До сих пор центр антропософии находился в Берлине во флигеле на Мотцщтрассе, 17. Там Рудольф Штайнер жил со своей женой Анной, но настоял на том, чтобы к ним въехала преданная любимая Мария фон Сиверс, что, конечно, не могло хорошо кончиться. Во всем флигеле царила определенная атмосфера «стартапа»: минимум мебели, пара столов, книги, кровать. Всегда было слышно, как где-то секретарша стучит по печатной машинке фирмы «Ремингтон». Под большим давлением Рудольф Штайнер писал здесь доклад за докладом, отточенные за долгие часы тезисы о состоянии души и мира, о христианстве, о духе девятнадцатого века; а параллельно его «офис» занимался организацией поездок с докладами по всей Европе. Почти две трети года Штайнера и Марии не было дома – когда Штайнер бывал в Берлине, то паломники тянулись на Мотцштрассе, чтобы просить Мастера о помощи и просветлении.
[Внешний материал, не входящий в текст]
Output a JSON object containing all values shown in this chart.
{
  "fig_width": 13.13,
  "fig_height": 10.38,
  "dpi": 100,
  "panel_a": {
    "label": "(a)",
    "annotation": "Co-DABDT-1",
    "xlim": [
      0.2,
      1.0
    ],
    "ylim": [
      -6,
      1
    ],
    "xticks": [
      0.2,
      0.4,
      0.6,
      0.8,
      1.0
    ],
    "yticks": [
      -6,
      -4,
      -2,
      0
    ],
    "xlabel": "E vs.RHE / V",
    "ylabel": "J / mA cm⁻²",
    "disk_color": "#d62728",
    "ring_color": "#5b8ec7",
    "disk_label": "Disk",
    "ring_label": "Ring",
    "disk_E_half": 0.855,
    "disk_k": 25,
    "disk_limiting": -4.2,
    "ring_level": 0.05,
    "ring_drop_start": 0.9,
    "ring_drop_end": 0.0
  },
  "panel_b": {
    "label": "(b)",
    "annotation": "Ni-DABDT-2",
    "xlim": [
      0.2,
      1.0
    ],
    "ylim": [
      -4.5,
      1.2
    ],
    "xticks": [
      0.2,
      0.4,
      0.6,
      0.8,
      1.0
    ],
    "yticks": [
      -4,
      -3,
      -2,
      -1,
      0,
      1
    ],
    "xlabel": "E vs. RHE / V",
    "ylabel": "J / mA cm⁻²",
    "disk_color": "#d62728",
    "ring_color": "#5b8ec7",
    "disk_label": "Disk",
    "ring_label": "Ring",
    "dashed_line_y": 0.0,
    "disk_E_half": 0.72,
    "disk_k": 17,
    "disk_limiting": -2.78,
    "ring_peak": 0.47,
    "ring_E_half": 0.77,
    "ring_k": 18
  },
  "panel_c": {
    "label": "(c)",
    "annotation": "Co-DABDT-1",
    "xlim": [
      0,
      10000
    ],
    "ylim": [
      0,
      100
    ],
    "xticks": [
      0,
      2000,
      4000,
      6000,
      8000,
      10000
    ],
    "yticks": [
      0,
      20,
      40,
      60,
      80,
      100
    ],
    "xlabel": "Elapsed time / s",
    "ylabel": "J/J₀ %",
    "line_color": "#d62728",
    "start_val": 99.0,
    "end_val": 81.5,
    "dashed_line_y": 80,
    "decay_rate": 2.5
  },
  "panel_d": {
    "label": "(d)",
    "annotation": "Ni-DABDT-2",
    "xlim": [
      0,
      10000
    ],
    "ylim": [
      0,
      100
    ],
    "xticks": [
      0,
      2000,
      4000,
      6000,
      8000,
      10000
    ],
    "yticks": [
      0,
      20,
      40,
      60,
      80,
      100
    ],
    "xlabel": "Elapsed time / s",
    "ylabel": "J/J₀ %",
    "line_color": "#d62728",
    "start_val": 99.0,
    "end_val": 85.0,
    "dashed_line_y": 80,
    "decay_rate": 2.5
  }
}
Он принимает весь день: обстановка до странности обыденна, посетители ожидают на мягких стульях, затем проходят в маленькую комнату, где Штайнер сидит среди еще не распакованных с последней поездки чемоданов. Но всех он располагает к себе эмпатией и готовностью выслушать. Они ведь просто хотят быть понятыми в своей мировой скорби, притворившейся неврастенией. Известно, что Герман Гессе был одним из тех жаждущих искупления, кто получил аудиенцию у Штайнера, равно как и Франц Кафка. А благодаря Роберту Гернхардту известно даже почти наверняка, как могли проходить эти краткие встречи: «Кафка Штайнеру сказал: / „Ты меня не понимал“. / Штайнер же ему в ответ: / „Знаю, Франц, я твой секрет“». [17]
17
Пер. с нем. С. Городецкого
Наконец пришла весна. Штудиенрат Фридрих Браун с женой Франциской гордо катят детскую коляску по Придворному саду Мюнхена – в декабре у них родилась малышка Ева. Еве Браун шесть месяцев, когда двадцатичетырехлетний Адольф Гитлер в воскресенье, 25 мая, прибывает в Мюнхен.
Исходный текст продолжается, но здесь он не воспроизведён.